(Québec) Le ministre de l’Économie, Pierre Fitzgibbon, devrait songer à démissionner, suggère le Parti québécois (PQ).

Patrice Bergeron
La Presse Canadienne

Mais le premier ministre François Legault estime qu’au fond, les partis d’opposition sont envieux.

Le PQ a invité M. Fitzgibbon à réfléchir à son avenir, après un deuxième blâme reçu mardi par la Commissaire à l’éthique de l’Assemblée nationale. Les oppositions ont passé presque toute la période de questions mercredi à mitrailler la CAQ concernant la controverse Fitzgibbon.
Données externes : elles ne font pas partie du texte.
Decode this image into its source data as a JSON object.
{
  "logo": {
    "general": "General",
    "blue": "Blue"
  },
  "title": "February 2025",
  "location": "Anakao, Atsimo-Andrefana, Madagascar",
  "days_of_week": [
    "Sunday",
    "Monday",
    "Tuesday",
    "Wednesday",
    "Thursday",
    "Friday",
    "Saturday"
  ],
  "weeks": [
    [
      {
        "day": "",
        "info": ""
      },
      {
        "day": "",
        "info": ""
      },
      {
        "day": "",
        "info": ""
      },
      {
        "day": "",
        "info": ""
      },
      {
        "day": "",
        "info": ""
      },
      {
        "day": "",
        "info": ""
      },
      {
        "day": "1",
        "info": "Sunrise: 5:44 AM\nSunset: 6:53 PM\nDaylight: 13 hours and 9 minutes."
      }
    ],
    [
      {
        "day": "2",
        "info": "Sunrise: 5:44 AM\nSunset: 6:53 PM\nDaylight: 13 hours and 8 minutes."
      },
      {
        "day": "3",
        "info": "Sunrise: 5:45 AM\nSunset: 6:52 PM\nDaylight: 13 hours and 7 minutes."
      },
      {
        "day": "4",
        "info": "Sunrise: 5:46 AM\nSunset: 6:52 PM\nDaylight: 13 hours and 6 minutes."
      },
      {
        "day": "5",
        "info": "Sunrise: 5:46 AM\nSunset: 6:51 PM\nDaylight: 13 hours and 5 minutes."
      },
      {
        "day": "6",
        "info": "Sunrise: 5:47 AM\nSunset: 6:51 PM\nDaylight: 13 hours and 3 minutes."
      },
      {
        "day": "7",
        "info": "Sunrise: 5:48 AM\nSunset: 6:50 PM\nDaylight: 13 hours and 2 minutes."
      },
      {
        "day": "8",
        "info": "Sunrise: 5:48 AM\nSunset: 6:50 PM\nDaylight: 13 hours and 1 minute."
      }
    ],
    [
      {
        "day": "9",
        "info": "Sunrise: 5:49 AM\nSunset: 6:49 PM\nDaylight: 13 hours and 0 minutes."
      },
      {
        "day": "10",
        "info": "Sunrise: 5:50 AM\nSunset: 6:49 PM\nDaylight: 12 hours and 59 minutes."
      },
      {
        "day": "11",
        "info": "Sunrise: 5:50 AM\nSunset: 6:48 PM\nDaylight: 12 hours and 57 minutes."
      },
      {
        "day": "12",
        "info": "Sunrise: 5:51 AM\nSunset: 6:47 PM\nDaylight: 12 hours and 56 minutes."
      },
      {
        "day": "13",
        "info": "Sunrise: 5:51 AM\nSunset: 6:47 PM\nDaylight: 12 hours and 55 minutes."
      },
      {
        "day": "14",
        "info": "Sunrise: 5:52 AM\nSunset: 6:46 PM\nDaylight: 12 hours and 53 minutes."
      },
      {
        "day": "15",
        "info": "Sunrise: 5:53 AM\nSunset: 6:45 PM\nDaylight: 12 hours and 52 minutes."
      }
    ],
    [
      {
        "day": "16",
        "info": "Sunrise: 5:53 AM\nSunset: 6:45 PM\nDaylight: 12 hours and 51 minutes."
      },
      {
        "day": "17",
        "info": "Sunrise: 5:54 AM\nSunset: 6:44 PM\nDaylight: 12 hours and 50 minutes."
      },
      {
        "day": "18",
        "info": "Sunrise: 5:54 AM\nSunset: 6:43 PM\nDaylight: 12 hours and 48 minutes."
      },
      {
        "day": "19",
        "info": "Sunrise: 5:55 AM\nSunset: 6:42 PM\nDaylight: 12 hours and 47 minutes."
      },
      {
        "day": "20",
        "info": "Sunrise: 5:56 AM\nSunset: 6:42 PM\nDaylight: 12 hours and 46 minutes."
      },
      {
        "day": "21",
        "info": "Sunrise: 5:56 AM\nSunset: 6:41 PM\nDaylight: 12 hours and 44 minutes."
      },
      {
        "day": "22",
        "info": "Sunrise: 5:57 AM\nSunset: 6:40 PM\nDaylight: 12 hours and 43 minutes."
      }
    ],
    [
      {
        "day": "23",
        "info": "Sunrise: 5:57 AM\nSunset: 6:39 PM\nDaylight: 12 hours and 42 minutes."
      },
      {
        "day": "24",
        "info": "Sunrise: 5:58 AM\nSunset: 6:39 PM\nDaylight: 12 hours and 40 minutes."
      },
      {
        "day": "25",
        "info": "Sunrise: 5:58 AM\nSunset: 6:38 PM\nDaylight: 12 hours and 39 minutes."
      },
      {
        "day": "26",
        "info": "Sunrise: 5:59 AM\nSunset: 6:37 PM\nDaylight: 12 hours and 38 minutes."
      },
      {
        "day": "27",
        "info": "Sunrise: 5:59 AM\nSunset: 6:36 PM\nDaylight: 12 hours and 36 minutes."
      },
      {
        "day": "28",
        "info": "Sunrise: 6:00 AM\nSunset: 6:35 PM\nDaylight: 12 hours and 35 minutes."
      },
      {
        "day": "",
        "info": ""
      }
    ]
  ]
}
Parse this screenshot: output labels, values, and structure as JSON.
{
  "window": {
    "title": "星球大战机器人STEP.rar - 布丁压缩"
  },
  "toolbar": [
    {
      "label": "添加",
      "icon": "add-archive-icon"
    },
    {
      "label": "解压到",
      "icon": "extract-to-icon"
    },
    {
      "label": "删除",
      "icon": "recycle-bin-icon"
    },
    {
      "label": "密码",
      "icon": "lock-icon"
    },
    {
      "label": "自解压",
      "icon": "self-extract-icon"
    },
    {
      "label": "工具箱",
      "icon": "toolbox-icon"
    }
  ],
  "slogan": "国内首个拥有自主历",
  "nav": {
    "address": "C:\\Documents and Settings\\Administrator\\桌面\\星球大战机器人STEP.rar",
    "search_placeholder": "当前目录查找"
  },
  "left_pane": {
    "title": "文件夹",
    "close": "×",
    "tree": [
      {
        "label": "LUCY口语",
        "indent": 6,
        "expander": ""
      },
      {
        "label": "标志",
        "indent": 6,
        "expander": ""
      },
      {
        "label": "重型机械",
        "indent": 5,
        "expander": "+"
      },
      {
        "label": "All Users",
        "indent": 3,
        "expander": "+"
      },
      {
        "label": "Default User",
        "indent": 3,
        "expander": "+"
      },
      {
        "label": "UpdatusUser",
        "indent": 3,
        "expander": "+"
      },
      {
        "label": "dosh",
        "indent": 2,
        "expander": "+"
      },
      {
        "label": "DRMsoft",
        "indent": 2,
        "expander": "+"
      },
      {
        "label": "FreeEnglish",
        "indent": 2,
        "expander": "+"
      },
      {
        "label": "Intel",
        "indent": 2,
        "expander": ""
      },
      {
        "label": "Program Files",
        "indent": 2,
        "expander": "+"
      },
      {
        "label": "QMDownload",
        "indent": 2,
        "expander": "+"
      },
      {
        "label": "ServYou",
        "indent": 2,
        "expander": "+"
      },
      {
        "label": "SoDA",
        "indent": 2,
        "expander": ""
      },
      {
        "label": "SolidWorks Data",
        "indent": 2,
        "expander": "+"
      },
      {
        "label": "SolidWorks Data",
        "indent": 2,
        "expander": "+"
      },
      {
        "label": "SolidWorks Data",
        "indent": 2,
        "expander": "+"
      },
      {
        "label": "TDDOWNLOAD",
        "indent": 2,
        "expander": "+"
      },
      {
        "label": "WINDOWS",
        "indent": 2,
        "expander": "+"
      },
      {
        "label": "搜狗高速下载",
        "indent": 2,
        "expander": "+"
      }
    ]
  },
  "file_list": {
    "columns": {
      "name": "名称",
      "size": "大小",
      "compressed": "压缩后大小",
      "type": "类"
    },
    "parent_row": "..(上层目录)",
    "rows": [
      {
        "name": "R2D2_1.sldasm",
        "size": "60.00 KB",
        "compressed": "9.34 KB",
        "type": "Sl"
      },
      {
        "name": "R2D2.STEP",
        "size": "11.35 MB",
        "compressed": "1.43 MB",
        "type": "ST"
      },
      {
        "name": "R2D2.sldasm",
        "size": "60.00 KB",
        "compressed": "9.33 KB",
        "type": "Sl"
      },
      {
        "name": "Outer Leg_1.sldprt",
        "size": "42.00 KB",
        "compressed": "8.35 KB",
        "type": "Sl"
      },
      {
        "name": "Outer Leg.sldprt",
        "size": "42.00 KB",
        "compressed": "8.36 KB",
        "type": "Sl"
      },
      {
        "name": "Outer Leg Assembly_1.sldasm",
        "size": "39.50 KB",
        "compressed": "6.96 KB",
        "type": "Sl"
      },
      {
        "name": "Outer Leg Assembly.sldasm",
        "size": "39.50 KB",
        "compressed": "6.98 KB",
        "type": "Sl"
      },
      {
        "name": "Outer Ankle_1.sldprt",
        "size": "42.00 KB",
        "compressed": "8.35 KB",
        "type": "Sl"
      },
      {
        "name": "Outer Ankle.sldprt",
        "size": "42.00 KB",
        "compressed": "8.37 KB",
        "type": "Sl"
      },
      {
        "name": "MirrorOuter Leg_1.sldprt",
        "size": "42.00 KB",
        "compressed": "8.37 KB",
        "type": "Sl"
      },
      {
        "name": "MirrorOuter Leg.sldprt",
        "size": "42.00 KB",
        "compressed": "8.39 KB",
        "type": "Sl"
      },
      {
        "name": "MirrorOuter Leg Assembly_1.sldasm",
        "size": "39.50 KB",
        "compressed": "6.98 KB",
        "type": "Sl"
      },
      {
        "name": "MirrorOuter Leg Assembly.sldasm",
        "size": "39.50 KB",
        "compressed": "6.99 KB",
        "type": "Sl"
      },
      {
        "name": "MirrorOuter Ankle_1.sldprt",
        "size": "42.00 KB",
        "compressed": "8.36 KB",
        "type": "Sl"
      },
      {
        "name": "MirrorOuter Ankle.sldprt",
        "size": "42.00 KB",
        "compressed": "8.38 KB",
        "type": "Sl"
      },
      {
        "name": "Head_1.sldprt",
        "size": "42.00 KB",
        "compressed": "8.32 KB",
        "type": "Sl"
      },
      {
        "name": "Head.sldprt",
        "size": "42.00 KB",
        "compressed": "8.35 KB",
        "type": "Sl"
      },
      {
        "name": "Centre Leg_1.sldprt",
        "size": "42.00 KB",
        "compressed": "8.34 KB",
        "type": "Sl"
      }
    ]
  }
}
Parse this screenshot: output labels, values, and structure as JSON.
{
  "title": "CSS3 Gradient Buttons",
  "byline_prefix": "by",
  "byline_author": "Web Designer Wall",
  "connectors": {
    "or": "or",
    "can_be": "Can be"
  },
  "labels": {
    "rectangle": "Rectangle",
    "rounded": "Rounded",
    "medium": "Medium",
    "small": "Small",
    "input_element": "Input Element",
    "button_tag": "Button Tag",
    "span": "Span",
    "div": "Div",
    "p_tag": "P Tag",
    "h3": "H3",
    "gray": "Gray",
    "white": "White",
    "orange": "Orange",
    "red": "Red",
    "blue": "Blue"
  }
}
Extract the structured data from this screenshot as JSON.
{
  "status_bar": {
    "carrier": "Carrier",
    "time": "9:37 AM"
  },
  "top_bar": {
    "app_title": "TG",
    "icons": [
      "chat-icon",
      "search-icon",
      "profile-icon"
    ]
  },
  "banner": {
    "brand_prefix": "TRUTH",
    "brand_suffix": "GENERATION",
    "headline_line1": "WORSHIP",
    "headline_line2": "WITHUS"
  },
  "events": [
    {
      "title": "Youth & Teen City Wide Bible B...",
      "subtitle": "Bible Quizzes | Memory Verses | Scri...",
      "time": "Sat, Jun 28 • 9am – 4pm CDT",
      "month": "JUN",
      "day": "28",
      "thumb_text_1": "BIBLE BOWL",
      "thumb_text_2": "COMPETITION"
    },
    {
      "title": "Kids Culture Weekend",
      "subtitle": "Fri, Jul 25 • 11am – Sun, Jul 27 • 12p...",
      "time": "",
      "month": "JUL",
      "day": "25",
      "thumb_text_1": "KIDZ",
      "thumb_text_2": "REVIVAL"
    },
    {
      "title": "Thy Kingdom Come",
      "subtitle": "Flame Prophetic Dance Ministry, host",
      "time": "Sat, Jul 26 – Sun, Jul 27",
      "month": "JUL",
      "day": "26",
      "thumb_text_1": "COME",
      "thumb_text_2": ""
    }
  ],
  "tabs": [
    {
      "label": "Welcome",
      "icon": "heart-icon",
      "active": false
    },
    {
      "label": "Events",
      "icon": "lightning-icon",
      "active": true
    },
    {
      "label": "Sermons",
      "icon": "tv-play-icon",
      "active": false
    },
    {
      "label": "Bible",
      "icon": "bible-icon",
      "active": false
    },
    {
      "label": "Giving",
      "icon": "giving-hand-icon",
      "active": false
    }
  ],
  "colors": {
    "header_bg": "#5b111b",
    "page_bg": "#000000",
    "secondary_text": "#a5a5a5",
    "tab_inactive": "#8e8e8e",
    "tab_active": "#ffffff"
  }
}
La Commissaire reproche au ministre de n’avoir pas divulgué toutes ses participations dans des entreprises dans sa déclaration obligatoire et de n’avoir pas vendu toutes ses participations. Elle recommande une réprimande de l’Assemblée.

« Je l’invite à choisir entre le service public et ses affaires personnelles, a dit le chef parlementaire du PQ, Pascal Bérubé, en conférence de presse mercredi. Le service public, ça appartient à tout le monde, ses intérêts n’appartiennent qu’à lui. Et je l’invite, pendant le temps des Fêtes, à aller prendre une marche dans la neige et à réfléchir à son avenir politique. »

Il faisait ainsi référence à Pierre Elliott Trudeau, l’ancien ministre canadien qui avait décidé de démissionner après avoir fait une marche dans la neige en 1984.

François Legault a balayé les critiques des partis d’opposition qui, selon lui, agissent hypocritement.

« Entre ce qui se dit à la période de questions et ce que les gens pensent dans le fond, les trois partis d’opposition rêveraient d’avoir un ministre de l’Économie comme on a », a-t-il déclaré en conférence de presse.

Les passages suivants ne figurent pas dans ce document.